Talks continue here on the East End about whether or not we should create a new county for eastern Long Island. As you know, we are currently a part of Suffolk County. In the county legislature, our East End towns, which take up 3/4 of the land area, get only 4 legislators. The western towns get 17 legislators. So whenever money is collected, it mostly comes from the sales taxes on the East End but is spent mostly on projects in the west end.

Several prior attempts to form a new county have failed. During one of these attempts, the organizers decided upon a name for the new county, Peconic County. And they decided upon a flag.

Dan’s Papers has been mostly disappointed with both. The name Peconic County is kind of ho hum and doesn’t signify much. We might have done better if we had called ourselves Sunrise County or Windmill County, but Peconic County is what we got stuck with, and people still to this day advertise on their pickup truck bumper stickers that say “Peconic County.”

Many locals now also have Peconic County bumper sticker flags on their cars. The design of these flags was made by what one particular artist thought a Peconic County flag ought to look like. And you can see here for yourself how it lacks much in the way of charm. It has been said that it looks like a giant Pac-Man gobbling up Shelter Island. Shelter Island is that star between Pac-Man’s jaws. The other stars represent the other townships on the East End—Southold, Riverhead, Southampton and East Hampton, five towns all together comprised in the proposed new county. As you can see, they appear to be inside Pac-Man’s body after, uh, being eaten, I guess.

It’s time we re-thunk the flag. And so we will this week begin a contest to come up with a new design for one. We invite readers to create a new flag for the proposed county, one that we could, hat in hand, show pride in while we sing the verses to the Peconic County anthem (which sometime soon a well-known composer—Paul McCartney?—might be volunteered to create).

You may think it is sacrilegious to change the design chosen for the county in the past, but there is a long tradition of flags for proposed new government bodies changing over time before finally one is agreed upon by all. One early flag for America, for example, consisted of a coiled up angry snake with the caption “Don’t Tread on Me.” After that came a series of battle flags flown by militias, one of which was created by a Mrs. Hulbert here in Bridgehampton all those years ago for her husband’s militia when it went off to fight the British at the battle of Fort Ticonderoga. Finally, they settled on the Stars and Stripes, to which we stand, put our hands over our hearts and face when the “Star Spangled Banner” is being played.

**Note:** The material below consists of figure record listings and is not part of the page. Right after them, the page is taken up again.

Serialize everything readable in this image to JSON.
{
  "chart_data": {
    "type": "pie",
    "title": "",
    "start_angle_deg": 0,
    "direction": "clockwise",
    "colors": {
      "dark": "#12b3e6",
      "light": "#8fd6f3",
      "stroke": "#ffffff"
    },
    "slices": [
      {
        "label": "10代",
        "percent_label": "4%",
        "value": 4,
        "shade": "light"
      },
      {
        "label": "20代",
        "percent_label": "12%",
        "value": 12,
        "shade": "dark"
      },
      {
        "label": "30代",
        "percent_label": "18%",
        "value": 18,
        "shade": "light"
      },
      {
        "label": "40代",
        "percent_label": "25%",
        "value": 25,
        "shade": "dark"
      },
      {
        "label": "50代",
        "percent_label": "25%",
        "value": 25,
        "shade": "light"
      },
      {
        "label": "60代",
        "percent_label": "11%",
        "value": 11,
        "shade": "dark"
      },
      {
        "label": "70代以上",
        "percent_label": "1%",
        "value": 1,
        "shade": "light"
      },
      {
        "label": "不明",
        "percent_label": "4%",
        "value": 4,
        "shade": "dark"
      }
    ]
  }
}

But I digress. For those who want to enter this contest, I hereby offer up a list of images that might or might not be useful as part your entry. Here they are for your consideration. I hope they inspire you:

A Windmill. Sunrise. An Eagle. A gaggle of Piping Plovers. A bull. (California’s flag has a bear on it. We could, honoring Wall Street moguls living out here, have a bull.) A potato. A fish or a school of fishes. A bottle of wine. A view of a vineyard. A beach. A McMansion. A deer. A trawler. A hedgerow. A lifeguard stand. A surfboard. A potato field. A farm stand. An osprey. A clam. A windsurfer. A whale. A colonial saltbox. A Tesla. A helicopter. A traffic jam. A strawberry. A great white shark. Paul McCartney. Steven Spielberg. Somebody trying to make a left turn onto the Montauk Highway.

Here, by the way is a flag I like. It is the flag of the State of Arizona. Maybe it will inspire you.

Create a full-color drawing or painting of your entry for the Peconic County flag contest and send it in to [email protected] The contest will be open for entries until December 11, after which the winner will be selected by our readers in an online judging competition. The winner will receive a dinner for two at one of the fine restaurants here on the East End.